“Sarah Grant is coming home.”
Chase McCord felt as if he’d just been punched in the gut. “What?”
The old-timer sitting on the next bar stool chuckled. “Thought you might be interested to hear that, boy.”
Thirty was hardly a boy. Chase guessed it seemed that way if you were seventy.
Sarah Grant. The name conjured up long dark hair, large brown eyes and the sweetest mouth he’d never kissed. And a curvy, lush figure that made him hard - every time. Her image had flashed into his mind over the years at inconvenient times - even on the occasional date. It had gotten so bad that he didn’t bother to date any more. What was the point when the only woman he wanted was Sarah?
“Why is she coming back?”
“Lost her job in the city and got one here teaching school.”
Chase let out the breath he hadn’t realized he’d been holding. There was no man involved. If she’d come home to get married, he was sure his neighbor on the next barstool would know about it. He was done waiting for her. He was done fantasizing about her.
It was time to claim her.
###
Sarah sat down in the booth and glanced around the diner. It looked exactly the same. Dark vinyl flooring, blue walls, leatherette booths and Formica tables. A thirty year old country song played softly in the background while customers ordered at the counter and then found a table. It was hard to believe she’d been away for six years and nothing had changed in Coldwater Springs.
At eighteen, she had left home and gone to college in Laramie, two hundred miles away. She’d always wanted to be a teacher, and once she’d graduated college, she’d found a job teaching elementary school there. She thought it might have been easier that way.
It wasn’t.
Now, with the economic downturn, she’d lost her job and considered herself lucky to get one back here in her hometown.
There was only one problem.
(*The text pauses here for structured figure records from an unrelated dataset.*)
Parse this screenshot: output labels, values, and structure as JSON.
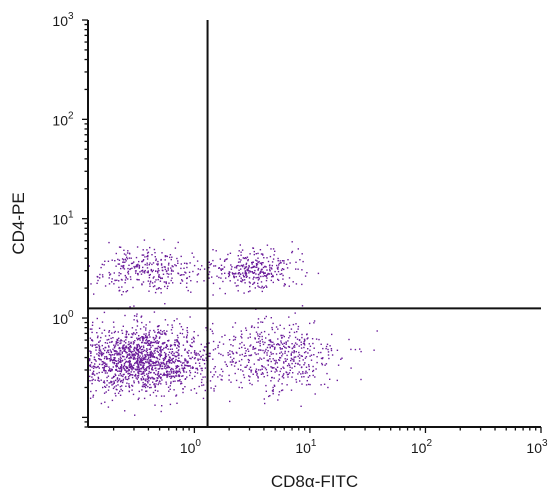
{
  "chart_data": {
    "type": "scatter",
    "title": "",
    "xlabel": "CD8α-FITC",
    "ylabel": "CD4-PE",
    "x_scale": "log",
    "y_scale": "log",
    "xlim": [
      0.12,
      1000
    ],
    "ylim": [
      0.08,
      1000
    ],
    "x_ticks": [
      {
        "base": "10",
        "exp": "0",
        "value": 1
      },
      {
        "base": "10",
        "exp": "1",
        "value": 10
      },
      {
        "base": "10",
        "exp": "2",
        "value": 100
      },
      {
        "base": "10",
        "exp": "3",
        "value": 1000
      }
    ],
    "y_ticks": [
      {
        "base": "10",
        "exp": "0",
        "value": 1
      },
      {
        "base": "10",
        "exp": "1",
        "value": 10
      },
      {
        "base": "10",
        "exp": "2",
        "value": 100
      },
      {
        "base": "10",
        "exp": "3",
        "value": 1000
      }
    ],
    "quadrant_gates": {
      "x": 1.3,
      "y": 1.25
    },
    "grid": false,
    "legend": "none",
    "point_color": "#6a1b9a",
    "populations": [
      {
        "label": "CD4-CD8- (lower-left)",
        "center_x": 0.35,
        "center_y": 0.38,
        "spread_log_x": 0.3,
        "spread_log_y": 0.17,
        "count": 1500
      },
      {
        "label": "CD4-CD8+ (lower-right)",
        "center_x": 5.0,
        "center_y": 0.4,
        "spread_log_x": 0.28,
        "spread_log_y": 0.19,
        "count": 520
      },
      {
        "label": "CD4+CD8- (upper-left)",
        "center_x": 0.4,
        "center_y": 3.0,
        "spread_log_x": 0.26,
        "spread_log_y": 0.11,
        "count": 330
      },
      {
        "label": "CD4+CD8+ (upper-right)",
        "center_x": 3.2,
        "center_y": 3.1,
        "spread_log_x": 0.18,
        "spread_log_y": 0.1,
        "count": 330
      }
    ]
  }
}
Chase McCord.
She’d had a crush on him forever, but she didn’t think he’d ever noticed her at all. That was one of the reasons she’d decided to go to college so far away. She didn’t want to spend any more time hopelessly mooning over him. She had to get on with her life.
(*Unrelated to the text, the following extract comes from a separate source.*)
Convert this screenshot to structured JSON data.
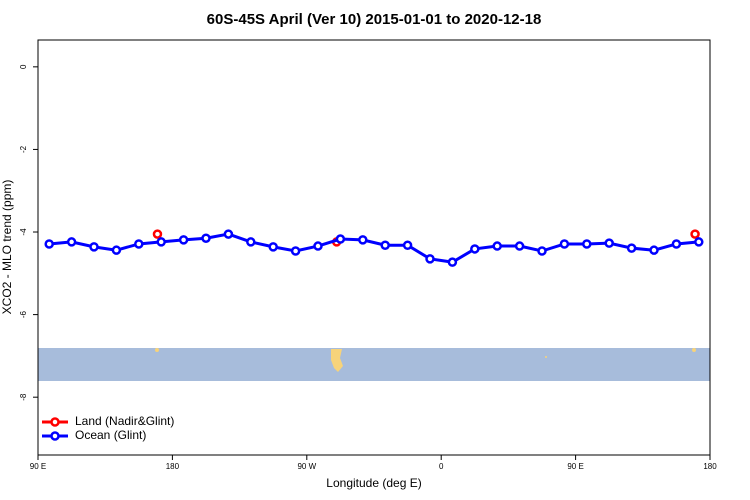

Although…she often wondered why he had never noticed her. Was it because he was six years older than her, so he thought of her as just a kid? Or was it because of her curves? She knew a lot of guys preferred thin women and she’d often wondered if Chase was one of them.
But she would never forget the time he’d just won the bull riding event at the local rodeo. As he received his prize, their eyes had met. He'd made a step toward her and for a second she'd thought he would come over to her. But then he’d become surrounded by rodeo groupies and the moment had been lost. Two days later, she had left for college.
However hard she had tried over the years, she just couldn’t forget him.
She’d dated in college - she’d even had a serious boyfriend, but it had fizzled out once they’d graduated and gone their separate ways. Peter had been great for her ego, though. At least one guy liked her curvy figure.
And now she had returned home to teach elementary school. She had moved in with her parents temporarily - heck, it wasn’t as if she had a wild sex life and needed privacy - while she settled into her new job and found a place to rent.
“Here you go, hon.”
Sarah glanced up as the waitress set down her coffee and slice of cherry pie. “Thanks, Betty.” She smiled at the woman who had worked at the diner for as long as she could remember. Apart from a few more gray strands in her hair, the matronly waitress looked just the same.
“You enjoy it, hon. It’s good to see you back in town.”
“It’s good to be back.” She realized she meant it. She’d missed her family while she’d been away, only coming home at Christmas and on the occasional holiday weekend. Now she was home for good, and she was going to enjoy every single minute of it. Except for…
Chase McCord.
She was not going to think about him while eating cherry pie. No way. She already spent too much time thinking about him, dreaming about him, as it was.
Sarah dug into the cherry pie, savoring the first mouthful. Nobody made cherry pie like Betty. She closed her eyes, the sweet tartness of the cherries hitting her taste buds in an explosion of flavor. If she came here to eat cherry pie every day for a month, it would be worth putting on a few extra pounds. She sighed. It just wasn’t fair that some girls could eat whatever they wanted and stay as slim as a reed, while she had to watch every mouthful. Although she had come to accept her curves for the most part, too many treats meant the weight crept on.
Halfway through her slice of pie, the bell jingled over the diner door. Sarah looked up and her fork froze on its way to her mouth. A tall, dark haired man strode into the diner.